In chap. 26 Paul before all again lays stress on the resurrection as the basis of the promised hope, and tells how he, as determined a foe of Jesus as any, had seen His glory from heaven and heard His voice constituting him a witness, and taking him out of the people and the nations, to which last he was now sent. And this was to turn them from darkness to light and the power of Satan to God, that they might receive remission of sins and inheritance among those that are sanctified by faith in Christ the Lord. Not disobedient to the heavenly vision, he was standing to this day to the call of God everywhere, which drew on him the hatred of the Jews; yet was it in full accord with what Moses and the prophets said should be. Festus broke out as an incredulous Roman; but Paul calmly appealed to the king as one cognizant of the prophets; and his answer proved that he was not unmoved, though seeking to hide it. This drew out from the captive apostle the expression of a heart filled with a happiness he desired for them all, except his bonds. They admitted his innocence: only his appeal sent him to Caesar.
Then in chap. 27 we have his voyage as far as Malta where the shipwreck occurred. We hear not of evangelizing; but the proof is plain that faith saw clearly in circumstances so novel where no other eye did. It was reserved for a naval man, a Christian in our day, to clear up terms and facts misunderstood by all previous translators ignorant of things marine.

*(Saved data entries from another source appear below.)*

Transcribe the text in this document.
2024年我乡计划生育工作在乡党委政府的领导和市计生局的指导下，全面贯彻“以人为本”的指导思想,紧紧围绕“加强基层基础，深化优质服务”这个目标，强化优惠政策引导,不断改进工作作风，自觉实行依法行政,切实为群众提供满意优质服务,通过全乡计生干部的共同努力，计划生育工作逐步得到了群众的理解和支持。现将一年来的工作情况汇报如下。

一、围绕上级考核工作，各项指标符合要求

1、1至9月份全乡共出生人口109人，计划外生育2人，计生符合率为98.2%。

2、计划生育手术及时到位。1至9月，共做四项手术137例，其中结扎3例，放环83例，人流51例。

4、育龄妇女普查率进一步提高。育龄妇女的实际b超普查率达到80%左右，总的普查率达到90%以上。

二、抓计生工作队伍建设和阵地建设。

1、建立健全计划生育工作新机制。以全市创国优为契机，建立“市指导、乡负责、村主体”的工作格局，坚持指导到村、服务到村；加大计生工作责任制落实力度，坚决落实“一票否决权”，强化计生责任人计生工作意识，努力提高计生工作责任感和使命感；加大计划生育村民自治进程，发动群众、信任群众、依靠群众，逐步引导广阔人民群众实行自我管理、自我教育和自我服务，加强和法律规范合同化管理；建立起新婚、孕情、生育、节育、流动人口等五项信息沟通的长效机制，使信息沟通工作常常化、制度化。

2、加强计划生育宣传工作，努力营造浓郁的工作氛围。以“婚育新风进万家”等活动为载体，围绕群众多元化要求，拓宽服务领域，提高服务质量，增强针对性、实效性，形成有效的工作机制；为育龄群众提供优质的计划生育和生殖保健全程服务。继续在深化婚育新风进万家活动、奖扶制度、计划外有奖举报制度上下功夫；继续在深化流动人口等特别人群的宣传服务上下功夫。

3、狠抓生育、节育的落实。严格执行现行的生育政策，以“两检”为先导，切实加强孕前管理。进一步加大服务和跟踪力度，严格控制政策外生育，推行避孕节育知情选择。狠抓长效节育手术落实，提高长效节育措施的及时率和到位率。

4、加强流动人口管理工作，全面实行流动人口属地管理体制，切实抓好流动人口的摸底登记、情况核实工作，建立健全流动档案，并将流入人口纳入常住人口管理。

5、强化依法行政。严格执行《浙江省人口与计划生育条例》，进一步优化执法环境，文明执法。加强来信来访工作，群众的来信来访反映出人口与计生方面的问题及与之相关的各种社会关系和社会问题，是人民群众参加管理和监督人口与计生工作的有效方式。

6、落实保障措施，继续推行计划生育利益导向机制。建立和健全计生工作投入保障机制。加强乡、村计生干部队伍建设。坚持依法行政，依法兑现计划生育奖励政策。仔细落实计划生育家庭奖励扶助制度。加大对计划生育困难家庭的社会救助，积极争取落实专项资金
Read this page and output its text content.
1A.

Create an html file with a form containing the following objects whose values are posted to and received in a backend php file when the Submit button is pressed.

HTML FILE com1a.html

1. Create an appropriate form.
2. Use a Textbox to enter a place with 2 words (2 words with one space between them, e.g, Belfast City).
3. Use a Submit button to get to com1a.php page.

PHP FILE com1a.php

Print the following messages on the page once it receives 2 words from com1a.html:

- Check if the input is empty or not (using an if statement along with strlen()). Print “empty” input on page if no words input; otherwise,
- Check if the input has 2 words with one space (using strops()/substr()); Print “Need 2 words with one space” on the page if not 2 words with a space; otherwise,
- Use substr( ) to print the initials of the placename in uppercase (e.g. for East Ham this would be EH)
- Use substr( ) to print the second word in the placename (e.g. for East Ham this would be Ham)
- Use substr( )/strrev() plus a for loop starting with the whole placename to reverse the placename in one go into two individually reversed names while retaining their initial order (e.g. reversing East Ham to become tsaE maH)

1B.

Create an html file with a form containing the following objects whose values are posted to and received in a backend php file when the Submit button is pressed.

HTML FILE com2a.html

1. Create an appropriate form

Yet the great feature was unmistakable: the reality of God's mind and care enjoyed here by the believer.
The last chapter is also full of interest. Paul practically proves the truth of Mark 16:18 (first clause and last); and many honors and kindnesses followed for the Christians from the heathen islanders. In another ship, of Alexandria, the rest of the voyage was completed; and they slowly made their way from Puteoli to Rome, met on the road by the brethren at Appii Forum and Tres Tabernae. This cheered even the apostle. Arrived at the great city Paul was suffered to abide by himself with the soldier that guarded him, and after three days called together the chief of the Jews, and explained the strange fact that for the hope of Israel he was a prisoner through Jewish accusation. On a subsequent day he testifies the kingdom of God, and sets forth Jesus from the law and the prophets, some being persuaded while others disbelieved. So that Paul could but show them now the sentence finally of the Holy Spirit, as of the Son on earth (John 12) and of Jehovah of old (Isa. 6). But if Israel cut themselves off, save a remnant (the pledge of future restoration), the salvation of God is sent to Gentiles who hear.
Such is the bearing of this book first and last. Only it is well to add that the apostle's charge in chapter 20 is no less clear that after his departure evil would prevail in the church, as previously in Israel. And we know from Rom. 11 that the Gentile, if not continuing in God's goodness (as he surely has not), must also be cut off, and thus make way for the recall of Israel to the universal joy and blessing of the world under the Redeemer.